About TIRE
The Test of Respiratory Endurance (TIRE) is an innovative method for the functional assessment and training of respiratory muscles. It enables objective evaluation of the endurance and performance of both inspiratory and expiratory muscle groups.
A brief history of TIRE
In 1996, K. Chatham presented a new respiratory endurance test called TIRE in his article "Fixed-load respiratory muscle training: A pilot study." In 2015, the first review article by authors L. P. Cahalin and R. Arena, "New methods of inspiratory muscle training using the incremental respiratory endurance test (TIRE)", was published. In 2016, L. P. Cahalin et al. presented the first predictive equations for normative values of inspiratory muscle endurance for the US population in the abstract "Normative Values for the Incremental Respiratory Endurance Test (TIRE)" in the American Journal of Respiratory and Critical Care Medicine. Then, in 2018, an article by M. F. Formiga et al. was published: "Reliability and validity of the incremental inspiratory muscle endurance test in COPD," dealing with the relationship between the results of this test and lung function in patients with chronic obstructive pulmonary disease. L. P. Cahalin then collaborated with other institutions to establish these normative values for other regions of the world, as these standards can sometimes vary significantly between populations and races.
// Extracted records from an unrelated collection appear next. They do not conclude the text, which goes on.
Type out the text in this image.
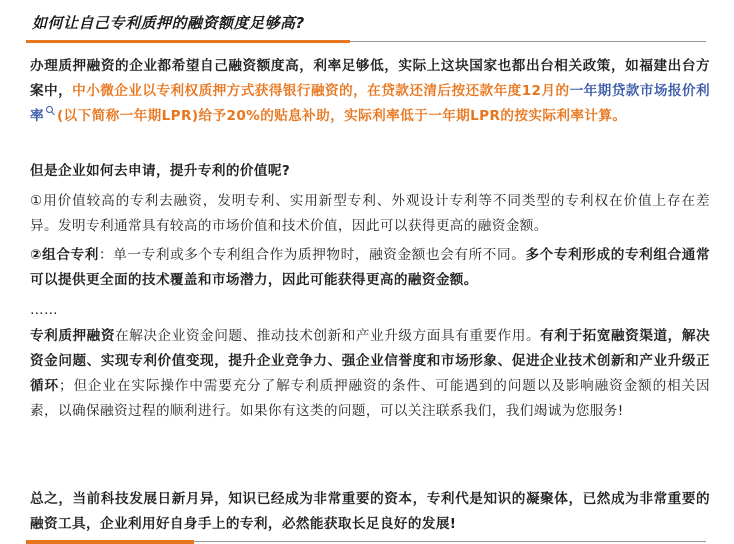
如何让自己专利质押的融资额度足够高?

办理质押融资的企业都希望自己融资额度高，利率足够低，实际上这块国家也都出台相关政策，如福建出台方案中，中小微企业以专利权质押方式获得银行融资的，在贷款还清后按还款年度12月的一年期贷款市场报价利率 (以下简称一年期LPR)给予20%的贴息补助，实际利率低于一年期LPR的按实际利率计算。

但是企业如何去申请，提升专利的价值呢?

①用价值较高的专利去融资，发明专利、实用新型专利、外观设计专利等不同类型的专利权在价值上存在差异。发明专利通常具有较高的市场价值和技术价值，因此可以获得更高的融资金额。

②组合专利：单一专利或多个专利组合作为质押物时，融资金额也会有所不同。多个专利形成的专利组合通常可以提供更全面的技术覆盖和市场潜力，因此可能获得更高的融资金额。

……

专利质押融资在解决企业资金问题、推动技术创新和产业升级方面具有重要作用。有利于拓宽融资渠道，解决资金问题、实现专利价值变现，提升企业竞争力、强企业信誉度和市场形象、促进企业技术创新和产业升级正循环；但企业在实际操作中需要充分了解专利质押融资的条件、可能遇到的问题以及影响融资金额的相关因素，以确保融资过程的顺利进行。如果你有这类的问题，可以关注联系我们，我们竭诚为您服务!

总之，当前科技发展日新月异，知识已经成为非常重要的资本，专利代是知识的凝聚体，已然成为非常重要的融资工具，企业利用好自身手上的专利，必然能获取长足良好的发展!
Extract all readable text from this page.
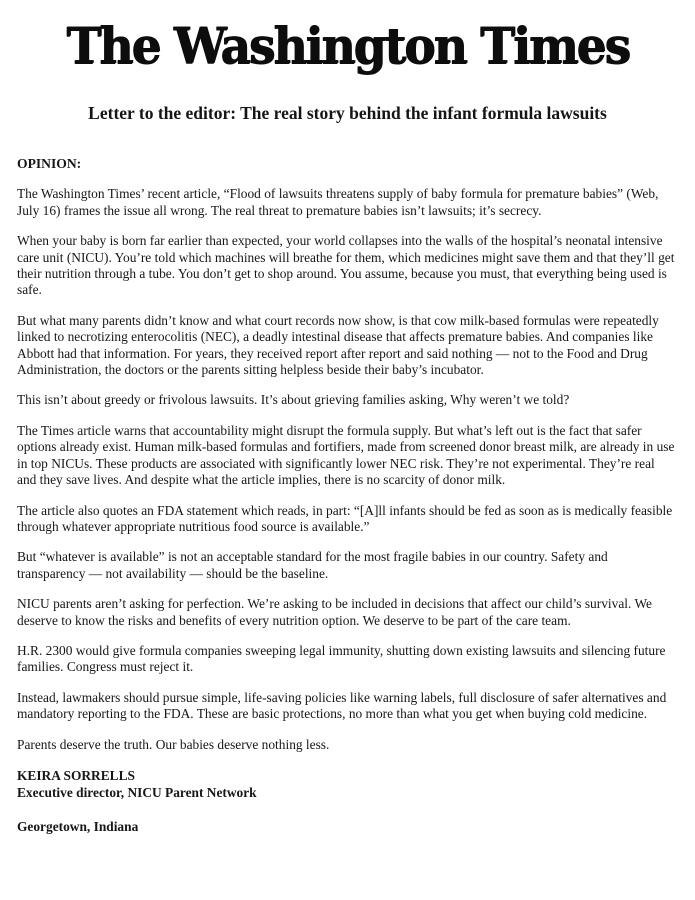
The Washington Times
Letter to the editor: The real story behind the infant formula lawsuits
OPINION:

The Washington Times’ recent article, “Flood of lawsuits threatens supply of baby formula for premature babies” (Web, July 16) frames the issue all wrong. The real threat to premature babies isn’t lawsuits; it’s secrecy.

When your baby is born far earlier than expected, your world collapses into the walls of the hospital’s neonatal intensive care unit (NICU). You’re told which machines will breathe for them, which medicines might save them and that they’ll get their nutrition through a tube. You don’t get to shop around. You assume, because you must, that everything being used is safe.

But what many parents didn’t know and what court records now show, is that cow milk-based formulas were repeatedly linked to necrotizing enterocolitis (NEC), a deadly intestinal disease that affects premature babies. And companies like Abbott had that information. For years, they received report after report and said nothing — not to the Food and Drug Administration, the doctors or the parents sitting helpless beside their baby’s incubator.

This isn’t about greedy or frivolous lawsuits. It’s about grieving families asking, Why weren’t we told?

The Times article warns that accountability might disrupt the formula supply. But what’s left out is the fact that safer options already exist. Human milk-based formulas and fortifiers, made from screened donor breast milk, are already in use in top NICUs. These products are associated with significantly lower NEC risk. They’re not experimental. They’re real and they save lives. And despite what the article implies, there is no scarcity of donor milk.

The article also quotes an FDA statement which reads, in part: “[A]ll infants should be fed as soon as is medically feasible through whatever appropriate nutritious food source is available.”

But “whatever is available” is not an acceptable standard for the most fragile babies in our country. Safety and transparency — not availability — should be the baseline.

NICU parents aren’t asking for perfection. We’re asking to be included in decisions that affect our child’s survival. We deserve to know the risks and benefits of every nutrition option. We deserve to be part of the care team.

H.R. 2300 would give formula companies sweeping legal immunity, shutting down existing lawsuits and silencing future families. Congress must reject it.

Instead, lawmakers should pursue simple, life-saving policies like warning labels, full disclosure of safer alternatives and mandatory reporting to the FDA. These are basic protections, no more than what you get when buying cold medicine.

Parents deserve the truth. Our babies deserve nothing less.

KEIRA SORRELLS
Executive director, NICU Parent Network
Georgetown, Indiana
Measuring respiratory endurance using TIRE
When measuring an individual using TIRE, the subject is instructed to sit comfortably and put on a nose clip. In this position, they exhale as much as possible, place the mouthpiece of the measuring device in their mouth, clench their lips tightly around the mouthpiece, inhale as much as possible, and then maintain this inhalation tension for as long as possible. The measurement therefore starts at RV (residual lung volume) and ends at TLC (total lung capacity).
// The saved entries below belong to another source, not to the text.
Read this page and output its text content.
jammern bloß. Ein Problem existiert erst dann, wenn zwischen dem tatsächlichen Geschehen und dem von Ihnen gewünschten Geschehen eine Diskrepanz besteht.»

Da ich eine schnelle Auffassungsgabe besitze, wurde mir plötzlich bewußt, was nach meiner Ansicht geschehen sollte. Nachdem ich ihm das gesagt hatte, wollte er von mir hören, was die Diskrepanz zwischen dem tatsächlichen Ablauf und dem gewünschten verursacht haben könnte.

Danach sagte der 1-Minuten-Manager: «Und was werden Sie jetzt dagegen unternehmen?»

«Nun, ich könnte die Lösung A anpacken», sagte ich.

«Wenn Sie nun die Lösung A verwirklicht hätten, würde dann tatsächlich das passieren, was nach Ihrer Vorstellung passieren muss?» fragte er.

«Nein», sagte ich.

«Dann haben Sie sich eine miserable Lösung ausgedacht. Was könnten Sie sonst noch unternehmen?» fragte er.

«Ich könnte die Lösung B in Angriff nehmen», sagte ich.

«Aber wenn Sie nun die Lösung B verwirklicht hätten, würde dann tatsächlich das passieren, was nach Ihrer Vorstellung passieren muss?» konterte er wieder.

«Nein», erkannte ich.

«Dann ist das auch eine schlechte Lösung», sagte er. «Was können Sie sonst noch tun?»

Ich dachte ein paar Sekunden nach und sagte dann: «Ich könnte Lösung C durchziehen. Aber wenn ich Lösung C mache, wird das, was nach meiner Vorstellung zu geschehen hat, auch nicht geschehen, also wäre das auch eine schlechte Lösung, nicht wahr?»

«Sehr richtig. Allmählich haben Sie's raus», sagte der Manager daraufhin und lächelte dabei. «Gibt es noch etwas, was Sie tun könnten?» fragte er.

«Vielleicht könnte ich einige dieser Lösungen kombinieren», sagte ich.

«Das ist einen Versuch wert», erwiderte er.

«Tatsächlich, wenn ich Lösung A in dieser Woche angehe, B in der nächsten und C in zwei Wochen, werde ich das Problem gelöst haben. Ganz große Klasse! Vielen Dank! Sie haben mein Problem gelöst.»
Expiratory parameters are measured analogously. In the same position, the subject is asked to inhale as much as possible outside the device, then place the mouthpiece in their mouth, exhale as much as possible into the device, and exhale for as long as possible. While exhaling, the subject holds the corners of their mouth with their hands to prevent air from escaping. The measurement of expiratory parameters begins at TLC and ends at RV.
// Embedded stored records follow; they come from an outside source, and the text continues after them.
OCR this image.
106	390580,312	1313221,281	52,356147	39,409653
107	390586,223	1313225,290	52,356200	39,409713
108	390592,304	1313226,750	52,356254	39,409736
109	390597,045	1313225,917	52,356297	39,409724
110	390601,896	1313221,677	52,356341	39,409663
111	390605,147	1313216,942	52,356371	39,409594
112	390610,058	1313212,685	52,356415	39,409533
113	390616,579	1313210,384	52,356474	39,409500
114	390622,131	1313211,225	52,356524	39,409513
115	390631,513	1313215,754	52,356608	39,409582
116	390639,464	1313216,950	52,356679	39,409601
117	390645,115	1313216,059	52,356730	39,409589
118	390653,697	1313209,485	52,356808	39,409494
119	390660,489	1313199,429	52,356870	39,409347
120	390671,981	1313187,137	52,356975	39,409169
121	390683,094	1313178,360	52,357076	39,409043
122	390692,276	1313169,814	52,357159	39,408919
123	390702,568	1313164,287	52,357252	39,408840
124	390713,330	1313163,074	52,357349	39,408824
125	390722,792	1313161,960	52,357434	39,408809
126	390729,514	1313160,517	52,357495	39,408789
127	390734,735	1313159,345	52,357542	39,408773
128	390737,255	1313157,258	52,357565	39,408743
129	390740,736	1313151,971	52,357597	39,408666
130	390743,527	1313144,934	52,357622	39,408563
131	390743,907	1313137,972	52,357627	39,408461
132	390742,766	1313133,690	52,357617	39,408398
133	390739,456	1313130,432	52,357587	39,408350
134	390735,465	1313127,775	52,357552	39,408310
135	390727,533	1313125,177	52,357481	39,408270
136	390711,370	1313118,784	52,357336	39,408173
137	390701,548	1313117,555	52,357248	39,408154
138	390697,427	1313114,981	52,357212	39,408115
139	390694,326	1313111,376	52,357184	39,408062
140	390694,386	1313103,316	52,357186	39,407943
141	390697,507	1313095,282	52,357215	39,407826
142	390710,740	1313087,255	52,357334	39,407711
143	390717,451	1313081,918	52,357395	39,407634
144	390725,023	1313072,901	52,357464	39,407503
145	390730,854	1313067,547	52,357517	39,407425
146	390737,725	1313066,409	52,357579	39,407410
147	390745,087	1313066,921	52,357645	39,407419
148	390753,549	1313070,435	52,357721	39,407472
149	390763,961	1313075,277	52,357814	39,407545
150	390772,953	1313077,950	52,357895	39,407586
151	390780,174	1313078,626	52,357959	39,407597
A 60-second pause is required between measurements to allow the respiratory muscles to recover. The subject is always instructed that in the event of undesirable symptoms during breath measurement, such as shortness of breath or dizziness, the test is terminated. Usually, 3 to 5 measurements are taken for each phase of breathing, during which a so-called plateau should occur (the values do not differ by more than 10% and do not improve further). From the valid experiments, the best result for inhalation and the best for exhalation are then selected to determine the diagnosis or set up further training using TIRE.
Measured parameters
By converting the measured pressures and times recorded during one inhalation or exhalation using a suitable device, the following parameters can be obtained:
- SMIP (Sustained Maximal Inspiratory Pressure) โ maximum sustainable inspiratory pressure measured in PTU (Pressure Time Unit) units. It corresponds to the integral of measured pressures over time and is represented by the area under the measured curve and labeled "POWER" (Figure 3). Higher values are associated with greater inspiratory muscle power per breath;
- ID (Inspiratory Duration) โ the duration of inspiratory flow in seconds during maximum inspiratory effort through a 2 mm opening with isokinetic resistance. This could be a substitute parameter for inspiratory endurance;
- MIP (Maximal Inspiratory Pressure) - maximum inspiratory pressure obtained from RV (residual volume) at 1-2 seconds of inhalation measured in cmH2O, with higher values associated with greater inspiratory muscle strength;
- SMEP (Sustained Maximal Expiratory Pressure) - maximum sustainable expiratory pressure measured in PTU (Pressure Time Unit) units. It corresponds to the integral of measured pressures over time and is represented by the area above the measured curve (inverse graph to the inspiration graph). Higher values are associated with greater expiratory muscle performance per exhalation;
- ED (Expiratory Duration) - duration of expiratory flow in seconds during maximum expiratory effort through a 2 mm opening with isokinetic resistance. This could be a substitute parameter for expiratory endurance;
- MEP (Maximal Expiratory Pressure) - maximum expiratory pressure obtained from TLC (total lung capacity) at 1-2 seconds of inspiration measured in cmH2O, with higher values associated with greater expiratory muscle strength.